Kann ich die Aufnahmen meiner „Dash-Cam“ (Cockpit-Kamera) als Beweis anführen, wenn es z.B. um die Schuldfrage bei einem Unfall geht?

Richard Wünsche: Eine „Dash-Cam“ Aufzeichnung kann als Beweis erhoben werden. Hierbei kommt es auf die Dash-Cam an, da es unterschiedliche Typen gibt. Zulässig sind solche Aufnahmen, die nicht dauerhaft den Verkehr aufzeichnen, sondern solche, die entsprechende Sequenzen nach einem Zusammenstoß speichern oder dieses manuell gespeichert werden kann. Die Dash-Cam überschreibt also selbstständig die vorangegangenen Aufzeichnungen. Dies dient dem Datenschutz. Das Interesse des Geschädigten an der Verwertung als Beweis wird dann vom Gericht höher angesehen und damit kann die Aufzeichnung verwendet werden.

Wenn ich keine Rechtsschutz-Versicherung habe, muss ich dann einen Anwalt bezahlen, auch wenn ich Geschädigter bin, oder zahlt das die gegnerische Versicherung?

Richard Wünsche: Wenn der Unfallgegner zu 100 % haftet, sind die außergerichtlichen Rechtsanwaltskosten als Schadensersatz von der gegnerischen Versicherung zu tragen. Mithin kann man als Geschädigter eines Unfalles auch ohne Rechtsschutzversicherung zu einem Verkehrsrechtsanwalt gehen.

Lohnt es sich, ein „Blitzerfoto“ anzuzweifeln und gegen den Bescheid von der Bußgeldstelle vorzugehen?

Richard Wünsche: In einigen Fällen kann es sich lohnen, gegen eine vorgeworfene Ordnungswidrigkeit vorzugehen.
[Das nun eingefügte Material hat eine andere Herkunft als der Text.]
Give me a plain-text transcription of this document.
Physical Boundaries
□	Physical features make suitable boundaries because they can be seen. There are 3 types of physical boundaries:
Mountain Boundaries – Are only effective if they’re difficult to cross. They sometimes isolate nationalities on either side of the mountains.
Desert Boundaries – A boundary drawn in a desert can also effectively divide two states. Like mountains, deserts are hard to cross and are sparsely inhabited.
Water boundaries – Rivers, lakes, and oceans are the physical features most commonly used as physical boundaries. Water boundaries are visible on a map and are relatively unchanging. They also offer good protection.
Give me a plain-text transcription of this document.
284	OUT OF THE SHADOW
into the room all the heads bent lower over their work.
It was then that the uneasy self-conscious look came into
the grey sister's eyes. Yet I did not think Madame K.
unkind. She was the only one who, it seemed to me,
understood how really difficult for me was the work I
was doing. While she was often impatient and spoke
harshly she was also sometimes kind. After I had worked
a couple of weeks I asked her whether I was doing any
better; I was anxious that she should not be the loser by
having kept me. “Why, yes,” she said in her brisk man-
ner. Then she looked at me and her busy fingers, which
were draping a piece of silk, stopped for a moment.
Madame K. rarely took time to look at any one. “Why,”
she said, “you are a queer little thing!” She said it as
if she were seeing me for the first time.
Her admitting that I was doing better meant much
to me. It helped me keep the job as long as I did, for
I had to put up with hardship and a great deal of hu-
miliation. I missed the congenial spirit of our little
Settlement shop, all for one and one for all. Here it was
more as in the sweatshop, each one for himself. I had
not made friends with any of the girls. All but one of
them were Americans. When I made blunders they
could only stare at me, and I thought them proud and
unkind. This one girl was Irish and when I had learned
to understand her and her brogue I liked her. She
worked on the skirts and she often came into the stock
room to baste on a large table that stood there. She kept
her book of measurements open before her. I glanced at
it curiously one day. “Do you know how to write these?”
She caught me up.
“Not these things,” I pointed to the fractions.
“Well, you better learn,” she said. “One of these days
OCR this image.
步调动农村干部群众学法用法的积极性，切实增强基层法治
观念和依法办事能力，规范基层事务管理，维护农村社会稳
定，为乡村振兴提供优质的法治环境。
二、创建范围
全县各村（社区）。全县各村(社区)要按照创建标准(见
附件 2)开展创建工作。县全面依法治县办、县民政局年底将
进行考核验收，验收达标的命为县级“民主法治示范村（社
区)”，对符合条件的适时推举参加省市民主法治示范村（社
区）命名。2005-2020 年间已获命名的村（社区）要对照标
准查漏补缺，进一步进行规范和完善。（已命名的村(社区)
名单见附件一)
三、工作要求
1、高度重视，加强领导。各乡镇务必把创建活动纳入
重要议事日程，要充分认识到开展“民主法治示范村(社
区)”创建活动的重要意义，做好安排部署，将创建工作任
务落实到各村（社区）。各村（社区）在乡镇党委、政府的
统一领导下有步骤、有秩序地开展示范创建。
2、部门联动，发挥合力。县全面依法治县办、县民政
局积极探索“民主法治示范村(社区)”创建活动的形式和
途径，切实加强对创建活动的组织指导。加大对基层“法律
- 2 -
Teilweise werden erst in der entsprechenden behördlichen Akte Formfehler ersichtlich. Manchmal kann entsprechend der weiteren Lichtbilder des Fahrzeuges eine abweichende Fotoposition festgestellt werden, welches auf einen Fehler im Messgerät oder bei der Bedienung schließen lassen. Gerade als Vielfahrer kann sich ein Einspruch lohnen, um zu prüfen, ob der Bußgeldbescheid berechtigt ist und der Punkt für die Ordnungswidrigkeit im Raum steht.

 Auch bei Verkehrsunfällen werden Ordnungswidrigkeiten vorgeworfen, die mit einem Punkt und einer Geldstrafe geahndet werden. Hierbei kann es sich ebenfalls lohnen, entsprechend dagegen vorzugehen, da unter Umständen der Gegner eine Teilschuld trägt oder das Verschulden als solches nicht nachgewiesen werden kann.

Wenn ich acht Punkte in Flensburg angesammelt habe, verliere ich dann sofort meine Fahrerlaubnis? Für wie lange, und wie kann ich diese zurückbekommen?

Richard Wünsche: Wer 8 Punkte in Flensburg gesammelt hat, gilt als ungeeignet zum Führen von Kraftfahrzeugen und die Fahrerlaubnis wird unverzüglich entzogen. Gemäß § 4 Absatz 10 StVG darf eine neue Fahrerlaubnis frühestens 6 Monate nach Entzug neu erteilt werden. Die Sperrzeit kann demnach auch länger angeordnet werden. Man sollte sodann etwa 8 Wochen vor Ablauf der auferlegten Sperrzeit die Wiedererlangung bei der Behörde beantragen. Nach Beantragung der Wiedererlangung ist in aller Regel die Eignung zum Führen von Kraftfahrzeugen festzustellen, welches prinzipiell durch eine medizinisch-psychologische Untersuchung (MPU) stattfindet. Dies wird sodann von der Behörde entsprechend angeordnet. Der Betroffene muss sodann ein Gutachten vorlegen.

Voraussetzung des Fahrerlaubnisentzuges beim Erreichen der 8 Punkte ist, dass der Maßnahmenkatalog eingehalten worden ist. Der Betroffene musste zunächst bei einem Punktestand von 4 oder 5 Punkten ermahnt worden sein. Beim Erreichen von 6 oder 7 Punkten muss der Betroffene sodann verwarnt werden. Diese Stufen sind zwingend einzuhalten. Wurde ein Fahrzeugführer nicht verwarnt und hatte unter Umständen 5 Punkte und bekommt durch eine Verkehrsstraftat 3 Punkte hinzu, wird dieser so gestellt, als hätte er 7 Punkte erreicht und muss zunächst verwarnt werden.

Herr Wünsche, vielen Dank für das Gespräch!